„Am Anfang hatte ich Angst, etwas kaputtzumachen“, berichtet er von den ersten Schritten. Heute steht auf seiner Fensterbank eine Kamera, die Livebilder ins Netz überträgt: „Wenn der erste Schnee fällt, mailt die Tochter unserer Nachbarin, um zu hören, ob bei uns alles okay ist.“ Überhaupt habe das Web die Menschen zusammengebracht: „Wir kommunizieren heute mehr miteinander und interessieren uns mehr für unsere Mitbürger.“
Davon zeugt auch » www.cybermoor.org, die Homepage des Projekts. Hunderte von Diskussionen gibt es dort, von Warnungen vor einem Hühner reißenden Hund über die Frage, wie die kleine Postfiliale ihre Öffnungszeiten gestalten sollte, bis zur Rezension des örtlichen Band-Wettbewerbs, über dessen Sieger abgestimmt werden konnte. „Wir Bürger“, sagt Marshall, „haben nun eine Stimme.“ Nicht nur bei Musikwettbewerben, auch in der Politik: Als das örtliche Mini-Krankenhaus geschlossen werden soll, diskutieren die Einheimischen nicht nur, sie übertragen die Demonstration live ins Netz.
„Wir wollen auch eine neue Art demokratischer Struktur schaffen“, sagt Heery. Die Lokalpolitiker hätte das anfangs verschreckt, doch inzwischen hätten sie sich daran gewöhnt, dass ihre Entscheidungen viel offener zum Thema geworden sind – und die Zahl der Anfragen ihrer Wähler zugenommen hat.

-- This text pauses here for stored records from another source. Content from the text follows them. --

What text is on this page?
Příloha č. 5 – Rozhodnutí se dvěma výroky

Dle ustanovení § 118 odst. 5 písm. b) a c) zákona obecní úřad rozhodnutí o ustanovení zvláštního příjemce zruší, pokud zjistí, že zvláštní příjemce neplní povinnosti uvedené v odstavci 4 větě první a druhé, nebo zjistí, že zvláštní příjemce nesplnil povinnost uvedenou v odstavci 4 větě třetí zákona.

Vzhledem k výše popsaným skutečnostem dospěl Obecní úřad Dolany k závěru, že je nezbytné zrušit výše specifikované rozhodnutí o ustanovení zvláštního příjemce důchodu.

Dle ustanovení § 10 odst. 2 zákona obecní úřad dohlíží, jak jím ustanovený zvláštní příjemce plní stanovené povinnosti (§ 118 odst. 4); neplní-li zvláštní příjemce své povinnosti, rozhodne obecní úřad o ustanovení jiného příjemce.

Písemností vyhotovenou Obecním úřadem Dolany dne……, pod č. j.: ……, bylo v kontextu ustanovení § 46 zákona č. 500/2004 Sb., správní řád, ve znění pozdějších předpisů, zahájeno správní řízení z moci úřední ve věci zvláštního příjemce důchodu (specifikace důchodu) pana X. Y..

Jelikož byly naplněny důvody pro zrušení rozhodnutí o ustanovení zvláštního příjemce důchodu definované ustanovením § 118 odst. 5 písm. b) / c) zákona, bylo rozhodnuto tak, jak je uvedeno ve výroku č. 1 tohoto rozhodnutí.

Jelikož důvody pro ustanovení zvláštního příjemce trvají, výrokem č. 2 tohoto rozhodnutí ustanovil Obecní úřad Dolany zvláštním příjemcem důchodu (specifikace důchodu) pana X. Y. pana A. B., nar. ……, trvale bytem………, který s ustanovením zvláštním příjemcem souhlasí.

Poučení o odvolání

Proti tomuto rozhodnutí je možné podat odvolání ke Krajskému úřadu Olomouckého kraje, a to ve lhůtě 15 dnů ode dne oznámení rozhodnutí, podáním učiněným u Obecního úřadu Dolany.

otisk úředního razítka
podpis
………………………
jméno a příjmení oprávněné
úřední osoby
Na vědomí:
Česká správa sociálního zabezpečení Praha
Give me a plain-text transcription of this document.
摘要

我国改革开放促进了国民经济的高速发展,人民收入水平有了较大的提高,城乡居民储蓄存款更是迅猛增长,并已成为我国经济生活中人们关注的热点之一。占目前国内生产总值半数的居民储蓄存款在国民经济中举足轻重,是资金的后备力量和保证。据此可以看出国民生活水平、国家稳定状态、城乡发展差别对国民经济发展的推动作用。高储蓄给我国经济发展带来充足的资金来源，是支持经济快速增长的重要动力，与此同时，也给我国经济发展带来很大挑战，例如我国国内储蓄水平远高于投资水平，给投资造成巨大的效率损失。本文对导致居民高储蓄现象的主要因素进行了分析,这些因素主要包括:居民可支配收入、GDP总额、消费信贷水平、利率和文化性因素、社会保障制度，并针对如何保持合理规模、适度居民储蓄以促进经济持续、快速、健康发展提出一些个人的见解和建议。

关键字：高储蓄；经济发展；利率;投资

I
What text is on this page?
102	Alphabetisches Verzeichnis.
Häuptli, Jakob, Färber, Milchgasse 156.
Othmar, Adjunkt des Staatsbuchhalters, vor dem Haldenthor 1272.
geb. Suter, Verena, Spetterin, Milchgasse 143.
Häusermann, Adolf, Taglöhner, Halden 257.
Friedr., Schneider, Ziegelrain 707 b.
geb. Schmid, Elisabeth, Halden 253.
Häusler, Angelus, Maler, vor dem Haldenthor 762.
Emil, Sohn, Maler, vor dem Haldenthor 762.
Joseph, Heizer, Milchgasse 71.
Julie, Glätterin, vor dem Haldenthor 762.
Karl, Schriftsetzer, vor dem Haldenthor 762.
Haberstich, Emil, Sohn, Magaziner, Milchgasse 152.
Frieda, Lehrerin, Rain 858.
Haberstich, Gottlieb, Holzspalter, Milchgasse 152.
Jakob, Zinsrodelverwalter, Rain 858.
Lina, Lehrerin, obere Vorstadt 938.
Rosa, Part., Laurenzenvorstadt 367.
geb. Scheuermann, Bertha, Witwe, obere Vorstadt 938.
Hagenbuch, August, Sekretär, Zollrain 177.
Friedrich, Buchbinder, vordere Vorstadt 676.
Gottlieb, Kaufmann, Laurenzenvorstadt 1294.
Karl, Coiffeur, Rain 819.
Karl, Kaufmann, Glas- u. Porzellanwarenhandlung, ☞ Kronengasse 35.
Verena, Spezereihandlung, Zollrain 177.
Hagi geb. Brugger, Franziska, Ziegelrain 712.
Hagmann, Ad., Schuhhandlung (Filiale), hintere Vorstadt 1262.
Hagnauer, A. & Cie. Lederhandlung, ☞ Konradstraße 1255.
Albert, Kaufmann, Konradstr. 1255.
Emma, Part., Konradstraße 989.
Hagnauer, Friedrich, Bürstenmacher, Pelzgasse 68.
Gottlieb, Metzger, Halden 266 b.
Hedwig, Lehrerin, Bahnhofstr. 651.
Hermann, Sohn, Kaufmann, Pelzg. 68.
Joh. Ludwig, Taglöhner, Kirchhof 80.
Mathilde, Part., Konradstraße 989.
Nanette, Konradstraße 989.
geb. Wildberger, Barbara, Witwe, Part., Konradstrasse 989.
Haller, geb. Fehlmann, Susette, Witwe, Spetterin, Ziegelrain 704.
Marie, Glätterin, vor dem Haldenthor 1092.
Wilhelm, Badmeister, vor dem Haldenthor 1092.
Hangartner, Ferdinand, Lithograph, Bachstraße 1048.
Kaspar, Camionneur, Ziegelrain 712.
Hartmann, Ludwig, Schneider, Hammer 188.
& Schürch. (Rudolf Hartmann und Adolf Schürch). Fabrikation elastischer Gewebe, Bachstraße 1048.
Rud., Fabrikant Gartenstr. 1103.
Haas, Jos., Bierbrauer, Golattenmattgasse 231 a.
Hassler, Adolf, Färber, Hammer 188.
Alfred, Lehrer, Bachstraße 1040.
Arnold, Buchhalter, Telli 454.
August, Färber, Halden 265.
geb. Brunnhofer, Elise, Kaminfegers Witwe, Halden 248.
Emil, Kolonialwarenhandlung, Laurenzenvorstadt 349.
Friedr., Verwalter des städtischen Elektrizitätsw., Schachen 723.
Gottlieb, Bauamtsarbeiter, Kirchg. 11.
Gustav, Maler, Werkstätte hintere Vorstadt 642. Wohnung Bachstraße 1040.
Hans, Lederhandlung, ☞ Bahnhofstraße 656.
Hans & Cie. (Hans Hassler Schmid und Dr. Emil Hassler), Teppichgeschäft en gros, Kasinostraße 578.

Flotten Schrittes eilt Heery durch den Regen von seinem Büro im kleinen Rathaus zum Marktplatz. Neben dem alten Marktkreuz klappt er seinen Laptop auf. Ein bizarres Bild: Da sitzt ein 36-Jähriger in dunkelgrüner Wachsjacke, rechts von ihm ein Pub, der seit dem 17. Jahrhundert existiert, links ein Buchladen mit verstaubten Fenstern – und fragt seine E-Mails ab.
Natürlich hat das Internet nicht alle Probleme von Alston gelöst. Davon zeugt ein ehemaliger Lebensmittelladen mit verschmierten Scheiben. Schon lange sucht er einen Mieter. „Aber“, wirft Heery ein, „wir haben den Wegzug der Bevölkerung gestoppt.“ Auf 25 Millionen Pfund schätzt er den volkswirtschaftlichen Gewinn für die Gemeine: So wurden 14 Jobs direkt durch die neuen Web-Möglichkeiten geschaffen. „Es kommen neue Menschen nach Alston, vor allem Selbstständige und Leute, die nur an ein, zwei Tagen nach Newcastle pendeln müssen. Außerdem hat die Zahl der Schüler wieder zugenommen“, sagt der Cybermoor-Macher. Sogar die Grundstückpreise seien innerhalb kurzer Zeit um ein Viertel gestiegen. „Das Wunder im Moor“, jubelte 2004 der „Guardian“.